Chabahar-Zahedan n’est pas le seul revers récent pour l’Inde. Le Ministère des Affaires Étrangères indien a récemment admis que l’Iran développera « seul » l’énorme champ gazier de Farzad-B dans le Golfe Persique et que l’Inde pourrait le rejoindre « de manière appropriée à un stade ultérieur ». La même formule « à un stade ultérieur » a été appliquée par New Delhi pour Chabahar-Zahedan.
Les droits d’exploration et de production pour Farzad B ont déjà été accordés il y a des années à la société d’État indienne ONGC Videsh Limited (OVL). Mais là encore, rien ne s’est passé – en raison du spectre des sanctions.

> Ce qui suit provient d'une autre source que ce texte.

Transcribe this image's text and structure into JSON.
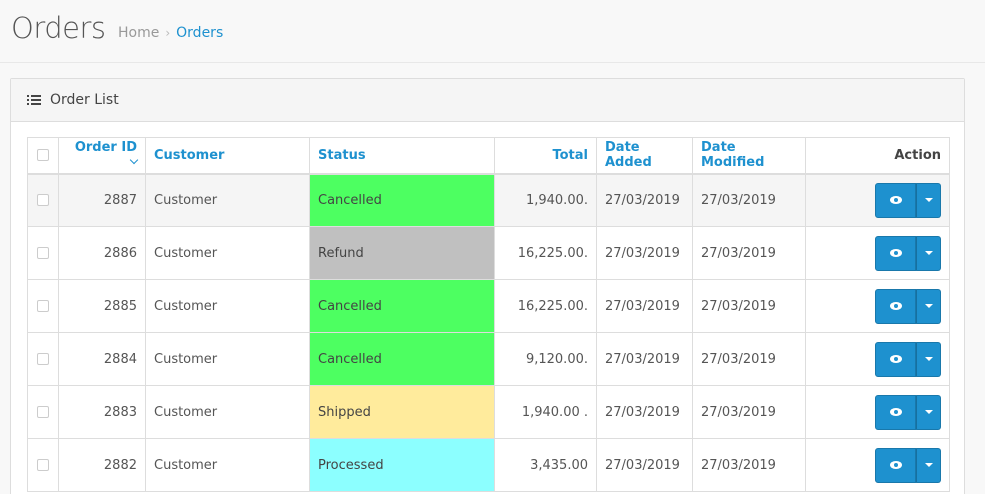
{
  "header": {
    "title": "Orders",
    "breadcrumb": {
      "home": "Home",
      "separator": "›",
      "current": "Orders"
    }
  },
  "panel": {
    "title": "Order List",
    "icon": "list-icon"
  },
  "table": {
    "columns": {
      "order_id": "Order ID",
      "customer": "Customer",
      "status": "Status",
      "total": "Total",
      "date_added": "Date Added",
      "date_modified": "Date Modified",
      "action": "Action"
    },
    "rows": [
      {
        "id": "2887",
        "customer": "Customer",
        "status": "Cancelled",
        "status_color": "#4dff61",
        "total": "1,940.00.",
        "date_added": "27/03/2019",
        "date_modified": "27/03/2019"
      },
      {
        "id": "2886",
        "customer": "Customer",
        "status": "Refund",
        "status_color": "#c0c0c0",
        "total": "16,225.00.",
        "date_added": "27/03/2019",
        "date_modified": "27/03/2019"
      },
      {
        "id": "2885",
        "customer": "Customer",
        "status": "Cancelled",
        "status_color": "#4dff61",
        "total": "16,225.00.",
        "date_added": "27/03/2019",
        "date_modified": "27/03/2019"
      },
      {
        "id": "2884",
        "customer": "Customer",
        "status": "Cancelled",
        "status_color": "#4dff61",
        "total": "9,120.00.",
        "date_added": "27/03/2019",
        "date_modified": "27/03/2019"
      },
      {
        "id": "2883",
        "customer": "Customer",
        "status": "Shipped",
        "status_color": "#ffeb9c",
        "total": "1,940.00 .",
        "date_added": "27/03/2019",
        "date_modified": "27/03/2019"
      },
      {
        "id": "2882",
        "customer": "Customer",
        "status": "Processed",
        "status_color": "#8cffff",
        "total": "3,435.00",
        "date_added": "27/03/2019",
        "date_modified": "27/03/2019"
      }
    ]
  },
  "colors": {
    "accent": "#1e91cf"
  }
}
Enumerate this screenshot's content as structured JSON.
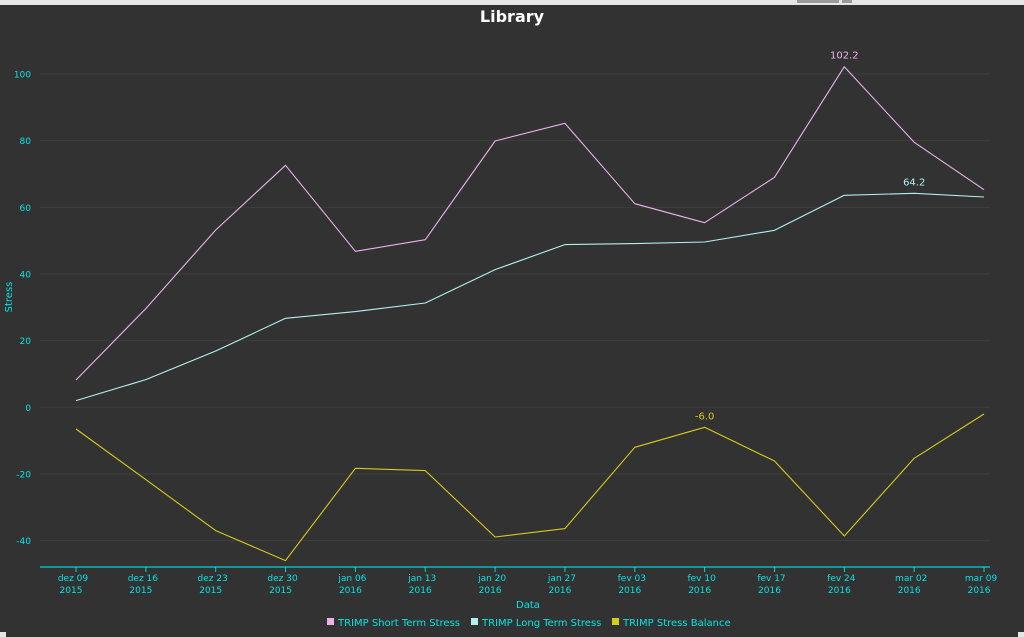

D’ailleurs, les sanctions étaient déjà en vigueur sous Obama. Pourtant, à l’époque, l’Inde et l’Iran échangeaient au moins des marchandises contre du pétrole. Farzad B devait être remis sur les rails après la signature du JCPOA en 2015. Mais les sanctions de Trump l’ont à nouveau gelé.
Il n’est pas nécessaire d’être titulaire d’un doctorat en sciences politiques pour savoir qui pourrait éventuellement prendre le contrôle de Farzad B : la Chine, surtout après la signature du partenariat de 25 ans l’année prochaine.
L’Inde, contre ses propres intérêts énergétiques et géostratégiques, a en fait été réduite au statut d’otage de l’administration Trump. Le véritable objectif de l’application du principe « diviser pour régner » à l’Inde et à l’Iran est de les empêcher de faire du commerce dans leur propre monnaie, en contournant le dollar américain, en particulier en ce qui concerne l’énergie.
Mais la situation globale est toujours celle des progrès de la Nouvelle Route de la Soie à travers l’Eurasie. Avec les preuves de plus en plus nombreuses d’une intégration de plus en plus étroite entre la Chine, l’Iran et le Pakistan, il est clair que l’Inde ne reste intégrée qu’avec ses propres incohérences.